I realised that the connections between centuries-old William Blake, who I’d loved since GCSE, and Sendak, were staggering; both of them deserved to be known as visionary artists as well as writers, and both were interested in Innocence and Experience: what happens when the smooth skin of childhood begins to grow fur and claws, begins to howl at the moon, and no doctor or faith healer can reverse the process of devolution. I first learned of Sendak’s Jewish American heritage. I read that when Where the Wild Things Are first hit shelves in the sixties, parents of all backgrounds protested against it. They didn’t want to find the book in libraries, especially school libraries where any lack of morality, any portrayal of unchecked anger and allusion to cannibalism (‘I’ll eat you up, I love you so!’), might influence their children.

But I also remember reading that when Sendak was in the process of creating the Wild Things, it was family which he had in mind. The monsters represented his own: neurotic, argumentative, outrageously immature and difficult, ultimately a big bundle of love and furry comfort – with teeth. If I remember rightly, that famous line, “Oh please don’t go – we’ll eat you up – we love you so”, was a paraphrase of Sendak’s aunt, who would say ‘I’ll eat you up!’ while pinching his cheeks until they were red-raw. This is one of the many things that Jonze’s movie got exactly right; the archetypal nature of family personalities. We all know what they are like, and we have all wanted to scarper from them. This is not immoral, this is real, and it’s OK. Ultimately, Sendak does teach us morality. He teaches us what love is like; because yes, the Wild Things are volatile loose cannons, but they are also Max’s family. And we don’t choose our family. Not only that. Max retreats on his pilgrimage (it’s too complex to call a ‘tantrum’) for a short time, during which he remains constantly aware of his mother, even as he sails away from her, ‘over a year / and in and out of weeks / and through a day’. He finally tells his Wild Things, his demons, that he must go back into the familiar, the domestic, despite how much fun they’re having, because he is lonely and wants to be ‘where someone loved him best of all’. Once there, he is rewarded with his supper, which is waiting for him, still hot. This is the parable of the Prodigal Son, only the Father has become the Mother.

Sendak was never one to avoid a controversy, and whether or not this gender reversal was meant (it could have been, but I'm speculating), we know this: Sendak was concerned with living as an outsider, an ‘other’, a non-normative, a Wild Thing.
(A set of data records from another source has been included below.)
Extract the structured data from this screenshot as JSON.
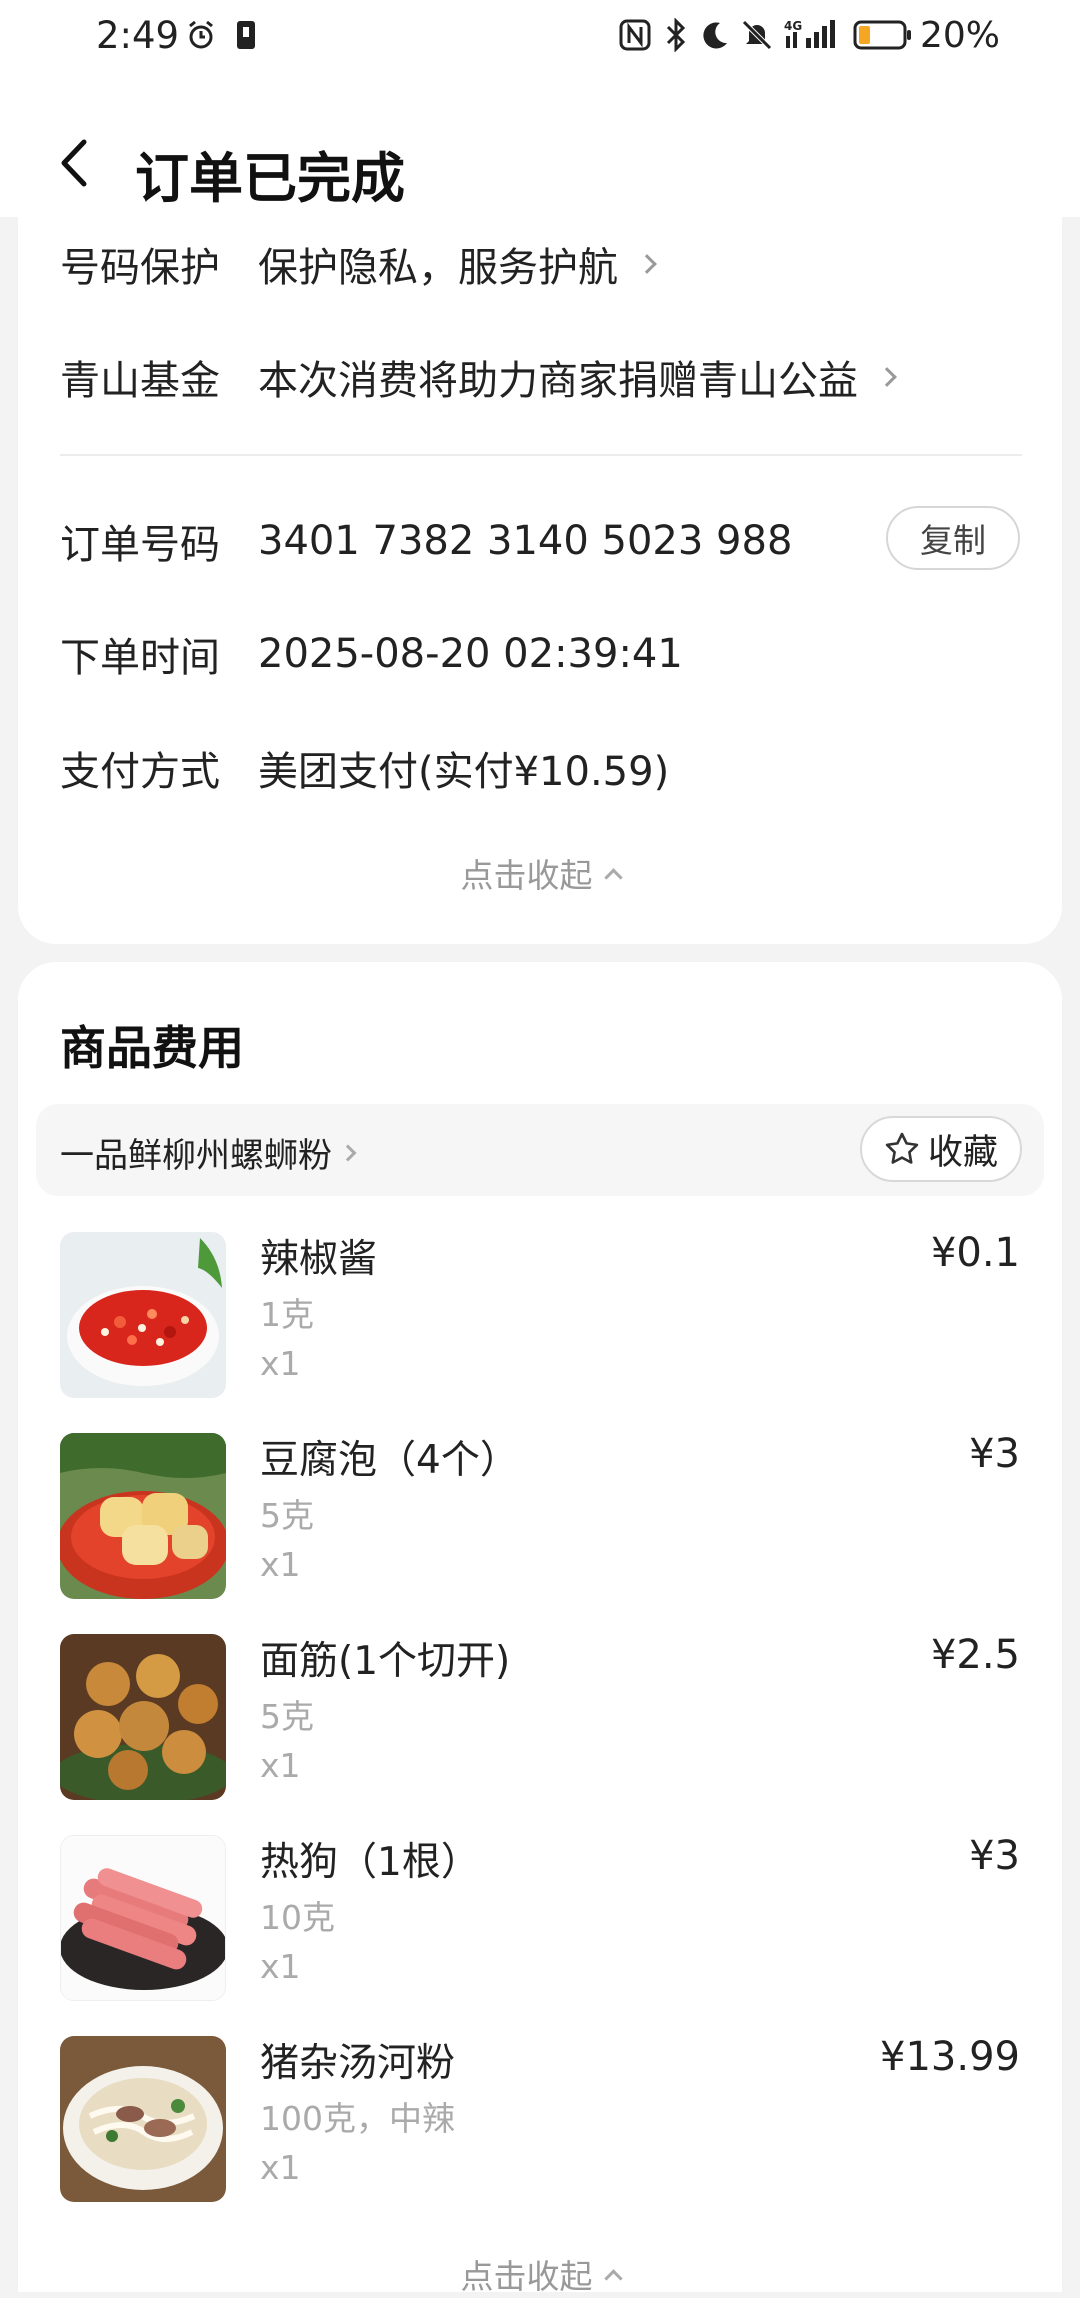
{
  "status_bar": {
    "time": "2:49",
    "battery": "20%",
    "network": "4G"
  },
  "header": {
    "title": "订单已完成"
  },
  "order_info": {
    "rows": [
      {
        "label": "号码保护",
        "value": "保护隐私，服务护航"
      },
      {
        "label": "青山基金",
        "value": "本次消费将助力商家捐赠青山公益"
      },
      {
        "label": "订单号码",
        "value": "3401 7382 3140 5023 988"
      },
      {
        "label": "下单时间",
        "value": "2025-08-20 02:39:41"
      },
      {
        "label": "支付方式",
        "value": "美团支付(实付¥10.59)"
      }
    ],
    "copy_label": "复制",
    "collapse_label": "点击收起"
  },
  "goods": {
    "title": "商品费用",
    "shop_name": "一品鲜柳州螺蛳粉",
    "favorite_label": "收藏",
    "items": [
      {
        "name": "辣椒酱",
        "spec": "1克",
        "qty": "x1",
        "price": "¥0.1"
      },
      {
        "name": "豆腐泡（4个）",
        "spec": "5克",
        "qty": "x1",
        "price": "¥3"
      },
      {
        "name": "面筋(1个切开)",
        "spec": "5克",
        "qty": "x1",
        "price": "¥2.5"
      },
      {
        "name": "热狗（1根）",
        "spec": "10克",
        "qty": "x1",
        "price": "¥3"
      },
      {
        "name": "猪杂汤河粉",
        "spec": "100克，中辣",
        "qty": "x1",
        "price": "¥13.99"
      }
    ],
    "collapse_label": "点击收起"
  },
  "colors": {
    "background": "#f3f3f3",
    "card": "#ffffff",
    "battery_fill": "#f5a623",
    "muted_text": "#aaaaaa"
  }
}
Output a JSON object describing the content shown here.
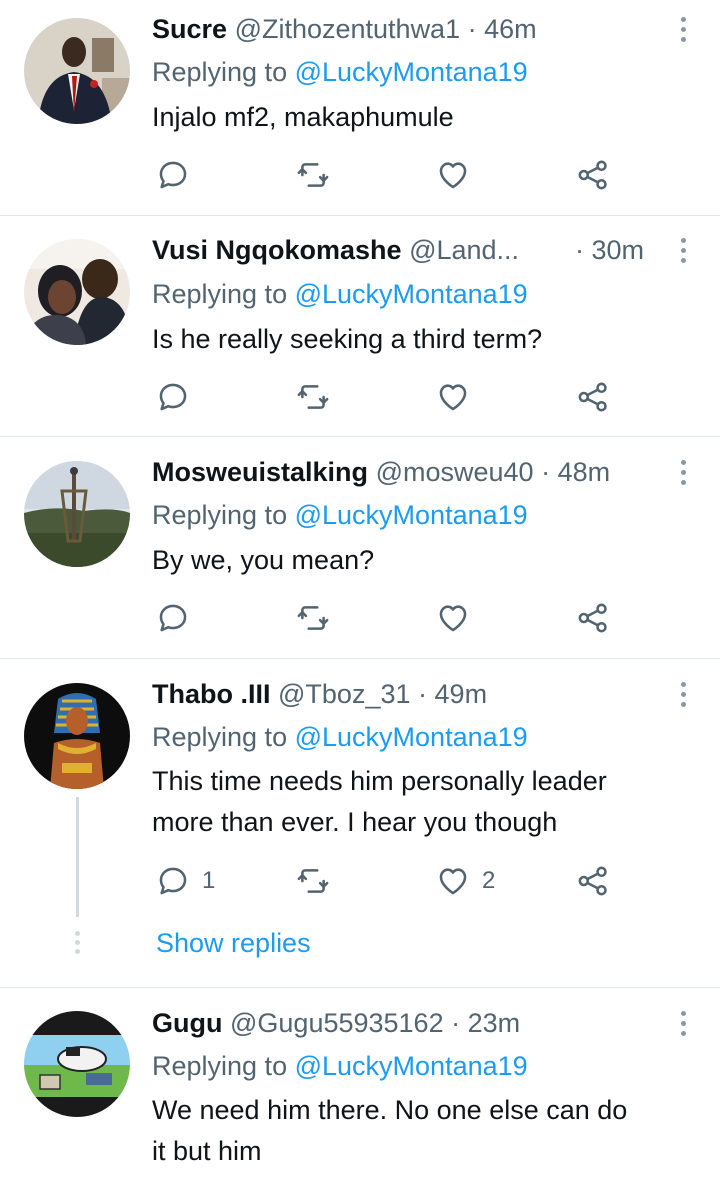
{
  "tweets": [
    {
      "name": "Sucre",
      "handle": "@Zithozentuthwa1",
      "dot": "·",
      "time": "46m",
      "replying_prefix": "Replying to",
      "replying_to": "@LuckyMontana19",
      "lines": [
        "Injalo mf2, makaphumule"
      ],
      "reply_count": "",
      "like_count": ""
    },
    {
      "name": "Vusi Ngqokomashe",
      "handle": "@Land...",
      "dot": "·",
      "time": "30m",
      "replying_prefix": "Replying to",
      "replying_to": "@LuckyMontana19",
      "lines": [
        "Is he really seeking a third term?"
      ],
      "reply_count": "",
      "like_count": ""
    },
    {
      "name": "Mosweuistalking",
      "handle": "@mosweu40",
      "dot": "·",
      "time": "48m",
      "replying_prefix": "Replying to",
      "replying_to": "@LuckyMontana19",
      "lines": [
        "By we, you mean?"
      ],
      "reply_count": "",
      "like_count": ""
    },
    {
      "name": "Thabo .III",
      "handle": "@Tboz_31",
      "dot": "·",
      "time": "49m",
      "replying_prefix": "Replying to",
      "replying_to": "@LuckyMontana19",
      "lines": [
        "This time needs him personally leader",
        "more than ever. I hear you though"
      ],
      "reply_count": "1",
      "like_count": "2",
      "show_replies": "Show replies"
    },
    {
      "name": "Gugu",
      "handle": "@Gugu55935162",
      "dot": "·",
      "time": "23m",
      "replying_prefix": "Replying to",
      "replying_to": "@LuckyMontana19",
      "lines": [
        "We need him there. No one else can do",
        "it but him"
      ],
      "reply_count": "",
      "like_count": ""
    }
  ],
  "icons": {
    "reply": "reply-icon",
    "retweet": "retweet-icon",
    "like": "heart-icon",
    "share": "share-icon",
    "more": "more-options-icon"
  },
  "colors": {
    "link": "#1d9bf0",
    "secondary_text": "#536471",
    "divider": "#e1e6ea"
  }
}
And these are the children, I would think, who were most impacted by his work. In a 2008 article in The New Yorker, Sendak revealed that he was gay and had been living with a partner for several years (how many, I can’t remember).* I hate that he felt he had to keep that information under wraps, but I know why; I know something about the world he moved in, the walls he had to move in order to breathe there. For a child born with Spina bifida and Hydrocephalus, an adolescent who wanted to be a writer and illustrator when he grew up, and now an adult who got his wish – in many ways, not all – Sendak has been more than an inspiration. He’s been a guide. His books and drawings taught me how to live in my body, be an ‘other’, and be fine with it. More than ‘fine’; somewhere, there is a Wild Rumpus starting for anyone who can identify as an outsider. For all these reasons, my heart ached when I heard that Maurice Sendak had died, and it still aches today. I grieve him, even as I can see the Wild Rumpus that erupted upon his arrival in heaven. I grieve him even as, in my mind’s eye, I can see everyone I’ve grieved, joining in that Wild Rumpus with him, their faces lit by a campfire that will never be extinguished. This quote, from the New York Times, says everything: ‘Some of Mr. Sendak’s relatives died in the Holocaust, and from an early age he was acquainted with death. “I cry a lot because I miss people,” he once said. “They die and I can’t stop them. They leave me and I love them more.” ’ I never got to meet Maurice Sendak. It doesn't matter. I miss him.

*I haven’t researched any of this; I’ve written it all from memory. Bite me!